Specifically, the mailers say to elect Democrat Mark Speed, because he is a “working man.”  This is doubly misogynist because it suggests Barnes does not work for a living. In fact, Barnes began her career as a real estate paralegal. She also worked in the Rocky Mount Planning and Development Department. Most importantly she is heavily involved in the family farming and agriculture business. I doubt she is out planting the soybeans and sweet potatoes, but she and her husband run a large farming business that at times employs hundreds of people. She works on the business side of a very difficult and volatile family business. She is also a citizen legislator. She certainly does not sit home and bake cookies. Not that there is anything wrong with that.

It’s not the first time the NC Democratic Party and or its Senate candidates have turned to sexism to try and win a race. In 2020, the Democratic nominee for State Senate 24 (Guilford, Alamance) was accused of using sexist and demeaning language in fundraising appeals. 

Republican nominee Amy Galey wrote at the time, “It’s misogynistic and sexist trope to attack a female politician as ‘scared,’ but that’s exactly what my opponent did in a fundraising email yesterday. It’s sexism to characterize a woman leader as “scared” because it taps into deep assumptions about femininity and what it means to be a woman. It is sexist to imply that women don’t make good leaders because they get scared, and it is garbage. It’s this slippery kind of posturing that holds all women, progressive and conservative, back from breaking those glass ceilings.”

The voters of Alamance and Guilford County rejected these tactics and elected Republican Amy Galey to the State Senate where this year she stands for re-election.

However, in comments to CJ, it is clear she has not forgotten the attacks that were directed at her gender. 

Any person can see this is a sexist dog whistle and we must make it clear that it will not be tolerated. All Democratic candidates should condemn this language and Gov. Roy Cooper should lead the way. Their silence is complicity and agreement with this misogynism. If a male Republican candidate said we need “a man,” people would justifiably be outraged — where’s the outrage when a male Democrat says it?

Galey continued: 

“My 2020 opponent said something similar— ‘a man with a plan.’ There was silence from the Democrats then, too. Democrat candidates must be held accountable for their sexist dog whistles.

We should be past this kind of gender-baiting.”

It is also worth noting that staunch North Carolina Democratic Party ally, the North Carolina Chapter of the NAACP, accused Sen. Barnes and Democrat State Auditor Beth Wood of racism and white supremacy over Wood’s investigation of corruption in the Rocky Mount City Council and Barnes’ legislation intended to address it.

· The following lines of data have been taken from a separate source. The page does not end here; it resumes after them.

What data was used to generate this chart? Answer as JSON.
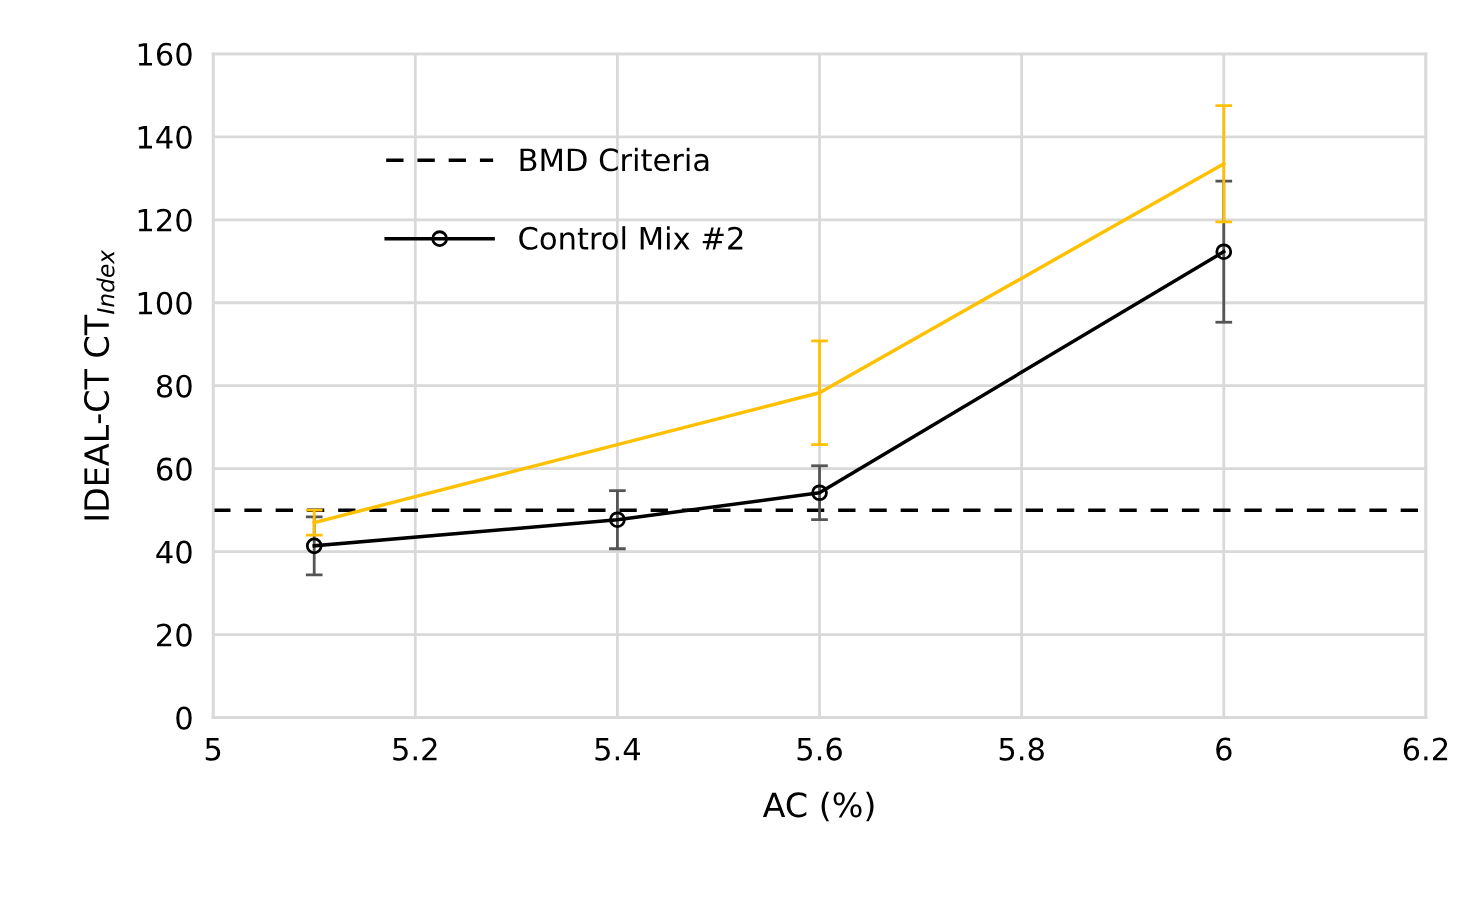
{
  "chart_data": {
    "type": "line",
    "xlabel": "AC (%)",
    "ylabel": "IDEAL-CT CT$_{Index}$",
    "xlim": [
      5,
      6.2
    ],
    "xticks": [
      5,
      5.2,
      5.4,
      5.6,
      5.8,
      6,
      6.2
    ],
    "ylim": [
      0,
      160
    ],
    "yticks": [
      0,
      20,
      40,
      60,
      80,
      100,
      120,
      140,
      160
    ],
    "grid": true,
    "legend": "top left",
    "ref_lines": [
      {
        "axis": "y",
        "value": 50,
        "label": "BMD Criteria",
        "color": "#000000",
        "line_style": "dashed"
      }
    ],
    "series": [
      {
        "name": "Control Mix #2",
        "color": "#000000",
        "marker": "circle",
        "x": [
          5.1,
          5.4,
          5.6,
          6
        ],
        "values": [
          41.4,
          47.7,
          54.2,
          112.3
        ],
        "errors": [
          7,
          7,
          6.5,
          17
        ]
      },
      {
        "color": "#ffc000",
        "marker": "none",
        "x": [
          5.1,
          5.4,
          5.6,
          6
        ],
        "values": [
          47,
          65.8,
          78.3,
          133.5
        ],
        "errors": [
          3,
          null,
          12.5,
          14
        ]
      }
    ]
  }
}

“The truth is that Beth Woods and Lisa Barnes, a Democrat and a Republican, respectively, are operating tactics and strategies out of the old 1898 racist playbook,” state NAACP president Anthony Spearman wrote in a memo posted on the group’s Facebook page and sent to the N.C. State Conference of Branches of the NAACP, as reported by Carolina Journal in June of 2021.

The Locke Foundation defended both women, including an article by Dr. Andy Jackson, stating the obvious: Fighting corruption is not racist. 

It is worth noting that the North Carolina Democratic Party never condemned the baseless accusations and never defended their own Democratic auditor, indicating a willingness to stand by when one of the most respected female public servants in the state, and a fellow Democrat is brutally accused of the most horrible false allegations possible. 

Republican voters in the district have a track record of rejecting these kinds of attacks. In 2020, as reported by Carolina Public Press, one of Barnes’s GOP primary opponents, allegedly attacked her fitness for office based on her being female. Barnes won the primary with 68% of the vote winning a strong majority of both male and female voters. 

Vice Chairman of the Nash County Republican Party, Mary Helen Taylor told CJ that voters won’t fall for these attacks.

“The people of Nash County care about competent dedicated representation, not gender,” said Taylor. These attacks will backfire as they should.”